# New AW set



## many slots (Apr 16, 2007)

There is a new AW set at Genuine Hotrod again. It has 2 new Camaro Pro Stock cars.


----------



## Shadowracer (Sep 11, 2004)

many slots said:


> There is a new AW set at Genuine Hotrod again. It has 2 new Camaro Pro Stock cars.


Another drag strip?


----------



## tycobel (Dec 23, 2003)

It would be great if in future they come with a reaction time measurement and display.
Well just an idea...


----------



## alpink (Aug 22, 2010)

http://www.slotcardragon.com/index.html


----------



## tazman052186 (Oct 19, 2005)

alpink said:


> http://www.slotcardragon.com/index.html


Just the down side of the timing system is this ............ *Not compatible with the slower HO pancake style chassis and some older non-magnet 1:32 scale cars. *


----------



## alpink (Aug 22, 2010)

taz, you didn't read everything. there is now an optical sensor array available, I have been using one all fall, named after our very own BondoMan. it DOES read all cars and there is no additional charge for this if you order the base system and request the LED "BONDOMAN" SENSORS.
you merely need to scroll down or look around the site a little more for information on the newer sensors. when I bought my first one with an additional sensor for drag racing, the BONDOMAN sensors were NOT available and I had to purchase them separately later. now the optical "BONDOMAN" sensors are an option on the site and in fact, I just received my SECOND complete drag timing system with the optical sensors only.
there are other threads discussing the pros and cons of this device and many wonderful posts about what folks think.


----------



## alpink (Aug 22, 2010)

*BONDOMAN photo eye sensor*

*Product Update News!!
Our new finger-friendly Bondoman Photo Eyes are in!
More durable and easier than ever to calibrate.*​
quoted right from the page I linked a little bit down the page.


----------



## tazman052186 (Oct 19, 2005)

Yea I emailed about it after I seen what I put then found it way down the page more.


----------



## Ajep50 (May 19, 2007)

many slots said:


> There is a new AW set at Genuine Hotrod again. It has 2 new Camaro Pro Stock cars.

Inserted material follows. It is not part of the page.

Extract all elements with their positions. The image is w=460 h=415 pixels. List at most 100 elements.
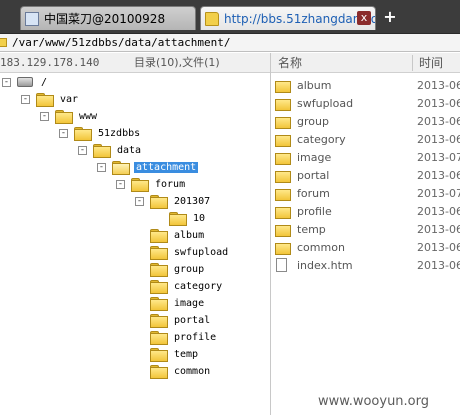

Hello, if anyone has bought this set, could you please post a picture of the other set-only Camaro? And a picture of the set box?

BTW, I looked at their site and it seems that last year, they also sold another exclusive set, with 2 "Summit" Pontiac Pro-Stock: one dark red (same as the regular release), and one with a lighter shade of red (set-only). Can anyone share a picture of the light red car and the box too?

Thanks !!


----------



## dlw (Aug 17, 1999)

The first Summit set cars are a little diffrernt from the Summit P/S from the 1st NHRA cars.

And the 2nd Summit set cars have a big bowtie on the roof.(which the earlier cars do not).


----------